Where I’m leading with all this dithering is the wine we had on Saturday. A fine little number from the region of Langhe in the north western Piedmonte bit of Italy. Made by Silvio Giamello the wine is called Villa Gentiana, it’s a 2011Nebbiolo ($19.95 a bottle).
Nebbiolo (which derives from nebbia, fog in Italian) is named such apparently because of the “thick natural bloom that covers the ripe
berries1”, and to some is considered Italy’s answer to Pinot Noir. Nebbiolo like PN has the amazing ability to take up the flavors from which it has been grown. This Nebbiolo had densely rich cherry flavors, loads of licorice, some violet and roses as well. In fact, the wine might have been a year or two too young as it was only after some vigorous swirling in the glass that it mellowed out a bit. We had it with some lovely risotto alla diavola a particularly spicy risotto cooked with fresh tomatoes and some chestnut mushrooms. A splendid fusion of rich tannic wine with a creamy flavorful dish.

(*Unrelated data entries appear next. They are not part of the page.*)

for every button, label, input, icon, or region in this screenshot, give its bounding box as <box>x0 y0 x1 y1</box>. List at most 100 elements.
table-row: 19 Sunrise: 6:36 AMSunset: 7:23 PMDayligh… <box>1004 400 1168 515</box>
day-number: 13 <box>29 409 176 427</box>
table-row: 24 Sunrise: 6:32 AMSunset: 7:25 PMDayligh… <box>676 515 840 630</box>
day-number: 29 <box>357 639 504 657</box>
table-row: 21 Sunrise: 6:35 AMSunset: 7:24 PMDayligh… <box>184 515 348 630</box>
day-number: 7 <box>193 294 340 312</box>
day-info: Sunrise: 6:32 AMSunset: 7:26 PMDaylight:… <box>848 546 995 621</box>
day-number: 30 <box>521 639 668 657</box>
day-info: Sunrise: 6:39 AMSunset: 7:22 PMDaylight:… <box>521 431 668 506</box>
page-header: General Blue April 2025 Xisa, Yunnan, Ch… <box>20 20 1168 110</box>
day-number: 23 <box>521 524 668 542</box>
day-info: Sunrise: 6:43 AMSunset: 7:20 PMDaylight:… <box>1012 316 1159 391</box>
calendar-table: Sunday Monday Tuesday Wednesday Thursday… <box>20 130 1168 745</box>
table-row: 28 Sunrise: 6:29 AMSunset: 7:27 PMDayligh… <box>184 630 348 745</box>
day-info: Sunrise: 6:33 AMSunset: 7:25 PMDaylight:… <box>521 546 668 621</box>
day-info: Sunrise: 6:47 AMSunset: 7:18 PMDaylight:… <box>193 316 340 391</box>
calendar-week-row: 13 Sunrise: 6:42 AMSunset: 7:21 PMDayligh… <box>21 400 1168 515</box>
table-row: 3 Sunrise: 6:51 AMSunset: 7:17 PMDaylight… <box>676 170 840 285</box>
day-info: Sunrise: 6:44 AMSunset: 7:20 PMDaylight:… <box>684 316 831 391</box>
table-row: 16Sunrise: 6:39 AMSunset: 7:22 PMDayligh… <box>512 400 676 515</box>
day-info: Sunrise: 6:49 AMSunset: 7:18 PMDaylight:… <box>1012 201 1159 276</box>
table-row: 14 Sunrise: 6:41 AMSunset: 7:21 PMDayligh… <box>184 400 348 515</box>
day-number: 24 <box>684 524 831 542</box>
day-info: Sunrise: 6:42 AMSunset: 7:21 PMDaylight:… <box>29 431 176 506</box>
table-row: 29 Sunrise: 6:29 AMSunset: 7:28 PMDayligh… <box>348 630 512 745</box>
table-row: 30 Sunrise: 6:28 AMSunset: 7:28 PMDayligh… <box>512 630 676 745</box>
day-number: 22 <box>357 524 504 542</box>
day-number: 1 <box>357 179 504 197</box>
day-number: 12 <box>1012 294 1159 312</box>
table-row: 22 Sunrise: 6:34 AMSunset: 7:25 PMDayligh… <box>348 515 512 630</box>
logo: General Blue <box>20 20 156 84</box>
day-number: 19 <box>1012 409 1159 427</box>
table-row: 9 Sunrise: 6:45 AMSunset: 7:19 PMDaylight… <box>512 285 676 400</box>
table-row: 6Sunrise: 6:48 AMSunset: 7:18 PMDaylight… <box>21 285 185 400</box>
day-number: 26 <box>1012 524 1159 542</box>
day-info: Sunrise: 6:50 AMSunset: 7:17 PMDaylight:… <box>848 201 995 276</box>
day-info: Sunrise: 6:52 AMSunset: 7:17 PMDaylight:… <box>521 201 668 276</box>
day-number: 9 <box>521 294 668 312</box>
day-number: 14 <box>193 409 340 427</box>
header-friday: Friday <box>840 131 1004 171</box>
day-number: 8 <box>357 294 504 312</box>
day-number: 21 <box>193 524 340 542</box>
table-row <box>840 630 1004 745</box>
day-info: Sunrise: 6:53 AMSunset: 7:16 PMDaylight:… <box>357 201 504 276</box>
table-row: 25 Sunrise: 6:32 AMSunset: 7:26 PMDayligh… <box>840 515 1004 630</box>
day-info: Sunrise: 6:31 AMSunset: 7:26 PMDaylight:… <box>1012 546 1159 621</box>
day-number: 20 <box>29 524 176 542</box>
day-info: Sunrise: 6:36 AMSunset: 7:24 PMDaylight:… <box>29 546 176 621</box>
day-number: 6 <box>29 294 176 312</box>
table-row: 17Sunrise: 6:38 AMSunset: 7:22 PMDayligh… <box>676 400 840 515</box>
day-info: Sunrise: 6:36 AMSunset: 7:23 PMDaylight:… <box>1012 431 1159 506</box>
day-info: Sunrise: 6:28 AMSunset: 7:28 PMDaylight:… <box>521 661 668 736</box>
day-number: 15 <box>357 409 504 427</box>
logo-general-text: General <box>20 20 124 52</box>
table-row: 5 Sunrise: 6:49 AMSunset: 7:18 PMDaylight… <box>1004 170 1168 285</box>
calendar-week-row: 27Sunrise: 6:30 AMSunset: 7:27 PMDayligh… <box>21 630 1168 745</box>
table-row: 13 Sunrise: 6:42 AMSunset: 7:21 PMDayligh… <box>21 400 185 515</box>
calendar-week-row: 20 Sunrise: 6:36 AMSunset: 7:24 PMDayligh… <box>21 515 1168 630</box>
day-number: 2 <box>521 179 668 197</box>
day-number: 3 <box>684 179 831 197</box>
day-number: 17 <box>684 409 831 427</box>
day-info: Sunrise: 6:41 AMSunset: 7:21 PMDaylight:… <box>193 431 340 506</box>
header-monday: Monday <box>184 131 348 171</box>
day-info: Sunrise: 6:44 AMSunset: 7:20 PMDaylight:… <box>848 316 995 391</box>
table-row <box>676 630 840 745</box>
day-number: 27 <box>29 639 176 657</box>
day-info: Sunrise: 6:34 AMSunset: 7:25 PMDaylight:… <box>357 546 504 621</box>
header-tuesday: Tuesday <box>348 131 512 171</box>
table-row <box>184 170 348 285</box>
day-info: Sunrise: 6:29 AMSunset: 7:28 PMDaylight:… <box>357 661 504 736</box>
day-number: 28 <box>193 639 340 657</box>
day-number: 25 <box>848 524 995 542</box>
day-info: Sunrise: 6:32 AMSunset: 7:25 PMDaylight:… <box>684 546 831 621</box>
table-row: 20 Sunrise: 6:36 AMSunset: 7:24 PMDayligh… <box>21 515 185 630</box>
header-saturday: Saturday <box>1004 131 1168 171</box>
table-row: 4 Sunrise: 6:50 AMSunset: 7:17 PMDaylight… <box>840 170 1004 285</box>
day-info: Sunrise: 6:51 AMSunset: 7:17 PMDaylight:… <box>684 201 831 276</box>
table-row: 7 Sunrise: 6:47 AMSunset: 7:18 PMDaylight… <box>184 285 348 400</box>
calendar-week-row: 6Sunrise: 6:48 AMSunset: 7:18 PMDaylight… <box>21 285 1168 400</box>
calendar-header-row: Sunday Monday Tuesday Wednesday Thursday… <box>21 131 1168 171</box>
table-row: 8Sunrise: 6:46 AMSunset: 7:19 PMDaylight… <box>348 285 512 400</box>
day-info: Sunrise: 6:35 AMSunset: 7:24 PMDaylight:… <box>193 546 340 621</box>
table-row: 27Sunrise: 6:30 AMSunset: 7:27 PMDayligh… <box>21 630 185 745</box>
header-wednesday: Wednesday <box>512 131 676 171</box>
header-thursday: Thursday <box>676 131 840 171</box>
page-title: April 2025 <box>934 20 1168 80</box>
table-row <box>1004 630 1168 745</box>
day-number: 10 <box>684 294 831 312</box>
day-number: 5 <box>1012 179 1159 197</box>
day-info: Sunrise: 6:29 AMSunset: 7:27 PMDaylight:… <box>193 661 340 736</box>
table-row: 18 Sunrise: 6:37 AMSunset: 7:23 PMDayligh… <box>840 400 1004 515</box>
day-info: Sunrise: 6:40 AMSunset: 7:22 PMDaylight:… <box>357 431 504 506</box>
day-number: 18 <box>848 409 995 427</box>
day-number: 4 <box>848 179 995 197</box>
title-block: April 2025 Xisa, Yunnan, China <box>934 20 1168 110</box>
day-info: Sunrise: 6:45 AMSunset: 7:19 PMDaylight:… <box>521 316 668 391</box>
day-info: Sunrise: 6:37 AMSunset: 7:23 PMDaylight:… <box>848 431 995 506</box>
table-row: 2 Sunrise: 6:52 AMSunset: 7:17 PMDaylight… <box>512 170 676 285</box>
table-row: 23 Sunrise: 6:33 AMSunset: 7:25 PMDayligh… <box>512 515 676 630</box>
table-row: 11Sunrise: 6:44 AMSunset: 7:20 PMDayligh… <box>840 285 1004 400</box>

Another little pairing from this weekend was a spicy homemade chicken broth, with the very thin Dongguan rice vermicelli and some pak choi, on the side are fried pork rolls we got from Cordon Bleu, just down the block. For the bevvie here we were in luck as our local corner shop Le Beau just received some Pliny the Elder, need I say more? This would be a good time to remind y’all beer goes great with Asian foods, like you needed to know. This was more of a Eurasian meal but it still did the job! Oh and I’ve recently learned that I am way more into these extra hoppy beers…..and that they get way worse after about 30 days in….so if you get a bottle…drink it quick and bottoms up!!!